Sauf à vouloir démontrer leur pauvreté pour justifier l’imposition de nouvelles méthodologies de prise en charge, il ne s’agit pas de se questionner sur « l’état des connaissances sur la prévention de la récidive », mais bien sur l’état des connaissances des publics à acquérir et à développer lors de la formation initiale et continue. La formation et l’expérience professionnelle doivent permettre aux acteurs de terrain d’appréhender la personne avec laquelle ils travaillent dans toute sa globalité et dans toute sa complexité.

Aujourd’hui, la formation initiale n’est pas à la hauteur des enjeux. Le cloisonnement entre les différents corps et le repli sur elles-mêmes des administrations ne laissent pas la place à l’apprentissage et aux partages de savoirs essentiels en sciences humaines. Les conditions de la formation continue ne permettent pas aux professionnels d’accorder le temps nécessaire à ces enrichissements primordiaux. Les offres de formation sont insuffisantes, peu diversifiées et conditionnées par les seules orientations politiques de l’administration. Les charges de travail et les contraintes imposées par l’institution réduisent à peau de chagrin le temps consacré à la formation continue par les travailleurs sociaux.
Le partage des savoirs et des savoir-faire doit être facilité et non entravé comme actuellement par l’institution. Les réunions d’équipe, les analyses de pratiques, les supervisions, les synthèses et échanges avec des partenaires extérieurs doivent être des espaces où les connaissances sont mutualisées, où les pratiques sont interrogées et améliorées, où les questions déontologiques sont débattues et retrouvent une place primordiale.

La recherche doit pouvoir être développée à différents niveaux. Les actions-recherches dans les services doivent être facilitées, tout autant que les recherches en sciences humaines dans un cadre universitaire. Leur diffusion doit être assurée par l’administration et non censurée. Les apports en sciences humaines doivent s’envisager comme un socle de connaissances qui apportera des éclairages aux professionnels, non comme des techniques efficaces à coup sûr. Leur confrontation au réel et à la situation toujours singulière de chaque personne suivie doit être dynamique, et ne doit pas se résumer à des réponses standardisées.
Il faut donc immédiatement remettre à plat le contenu de la formation initiale, dont la durée de deux ans prévue par le statut des CPIP doit être réaffirmée, et mettre un terme définitif au système de pré-affectation qui a largement contribué à la dévalorisation de la formation initiale, à la démobilisation des nouveaux professionnels et à la déqualification professionnelle de la filière. La formation initiale, nécessairement en alternance, doit enfin permettre d’accéder à une formation qualifiante reconnue construite autour des méthodologies d’intervention auprès des publics et principalement la méthodologie de travail social, d’un apport constant en sciences humaines, et d’une véritable réflexion déontologique sur la portée des gestes professionnels. La CGT Pénitentiaire porte ainsi un projet de d’élaboration d’un code de déontologie digne de ce nom des personnels de surveillance et les travailleurs sociaux de l’administration pénitentiaire.

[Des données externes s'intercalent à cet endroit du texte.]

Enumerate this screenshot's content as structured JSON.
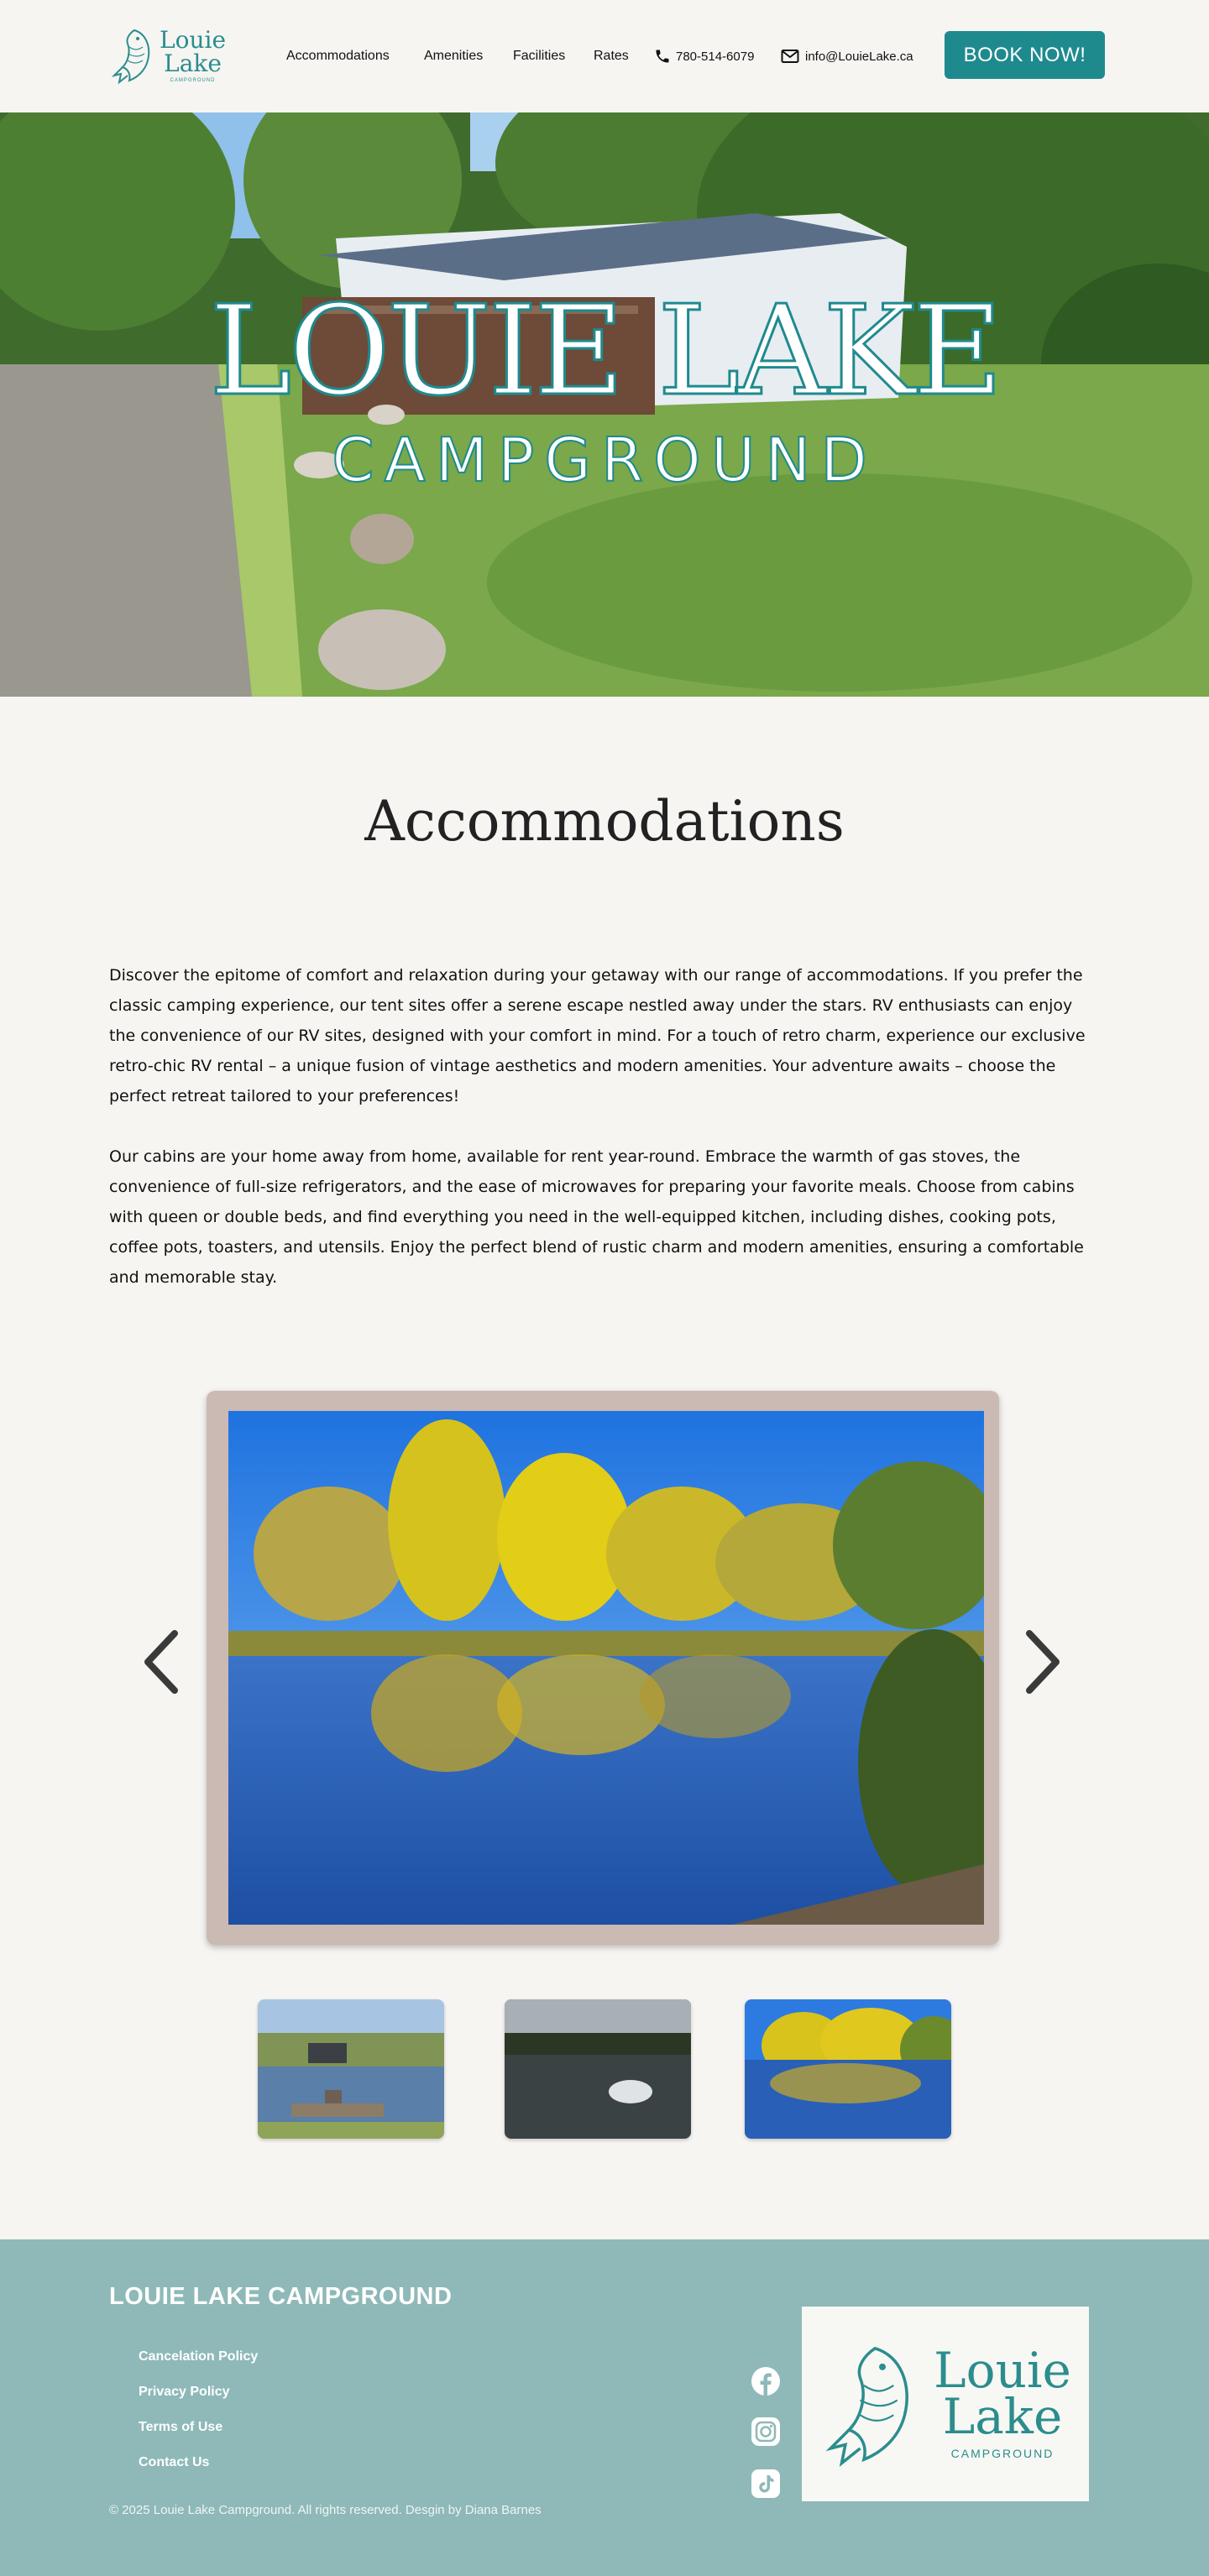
{
  "brand": {
    "logo_line1": "Louie",
    "logo_line2": "Lake",
    "logo_line3": "CAMPGROUND",
    "accent_color": "#1f8a8e"
  },
  "nav": {
    "items": [
      {
        "label": "Accommodations"
      },
      {
        "label": "Amenities"
      },
      {
        "label": "Facilities"
      },
      {
        "label": "Rates"
      }
    ],
    "phone": "780-514-6079",
    "email": "info@LouieLake.ca",
    "book_label": "BOOK NOW!"
  },
  "hero": {
    "title": "LOUIE LAKE",
    "subtitle": "CAMPGROUND"
  },
  "main": {
    "heading": "Accommodations",
    "paragraphs": [
      "Discover the epitome of comfort and relaxation during your getaway with our range of accommodations. If you prefer the classic camping experience, our tent sites offer a serene escape nestled away under the stars. RV enthusiasts can enjoy the convenience of our RV sites, designed with your comfort in mind. For a touch of retro charm, experience our exclusive retro-chic RV rental – a unique fusion of vintage aesthetics and modern amenities. Your adventure awaits – choose the perfect retreat tailored to your preferences!",
      "Our cabins are your home away from home, available for rent year-round. Embrace the warmth of gas stoves, the convenience of full-size refrigerators, and the ease of microwaves for preparing your favorite meals. Choose from cabins with queen or double beds, and find everything you need in the well-equipped kitchen, including dishes, cooking pots, coffee pots, toasters, and utensils. Enjoy the perfect blend of rustic charm and modern amenities, ensuring a comfortable and memorable stay."
    ]
  },
  "gallery": {
    "prev_icon": "chevron-left-icon",
    "next_icon": "chevron-right-icon"
  },
  "footer": {
    "title": "LOUIE LAKE CAMPGROUND",
    "links": [
      {
        "label": "Cancelation Policy"
      },
      {
        "label": "Privacy Policy"
      },
      {
        "label": "Terms of Use"
      },
      {
        "label": "Contact Us"
      }
    ],
    "copyright": "© 2025 Louie Lake Campground. All rights reserved. Desgin by Diana Barnes",
    "social": [
      "facebook-icon",
      "instagram-icon",
      "tiktok-icon"
    ],
    "background_color": "#8eb9b8"
  }
}
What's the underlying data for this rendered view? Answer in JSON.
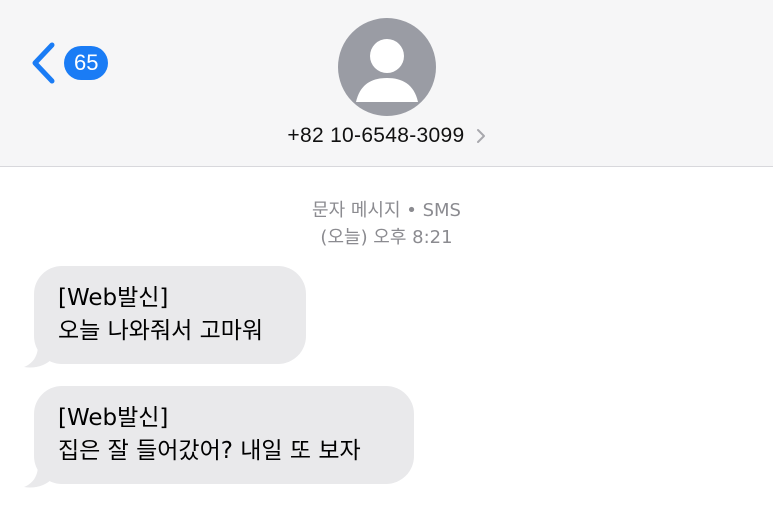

L’APPRÉHENSION DU CONTEXTE SOCIAL, ÉCONOMIQUE, FAMILIAL, RELATIONNEL, SANITAIRE DOIT FAIRE PARTIE INTÉGRANTE DE L’ACCOMPAGNEMENT SOCIO-ÉDUCATIF ASSURÉ PAR LES TRAVAILLEURS SOCIAUX DE L’ADMINISTRATION PÉNITENTIAIRE

L’expérience de terrain — mais aussi un certain nombre d’études scientifiques — nous permettent de réaffirmer l’évidence : le contexte de vie dans toutes ses dimensions a des effets sur les chances de réintégration sociale et de réinsertion d’une personne. L’accompagnement socio-éducatif doit pouvoir se mettre en place dans un cadre permettant d’établir une relation positive, un lien où un cadre déontologique est garanti, le secret professionnel préservé, où la personne suivie sera respectée dans son intégrité et sa singularité et où l’empathie sera de mise. Le sens de la peine devra s’inscrire dans le sens du parcours de la personne, la/les peines étant une étape du parcours non pas d’exécution mais bien de vie avec ses ruptures à analyser et à identifier pour y répondre sur la voie de la réinsertion sociale. La notion du temps est alors essentielle.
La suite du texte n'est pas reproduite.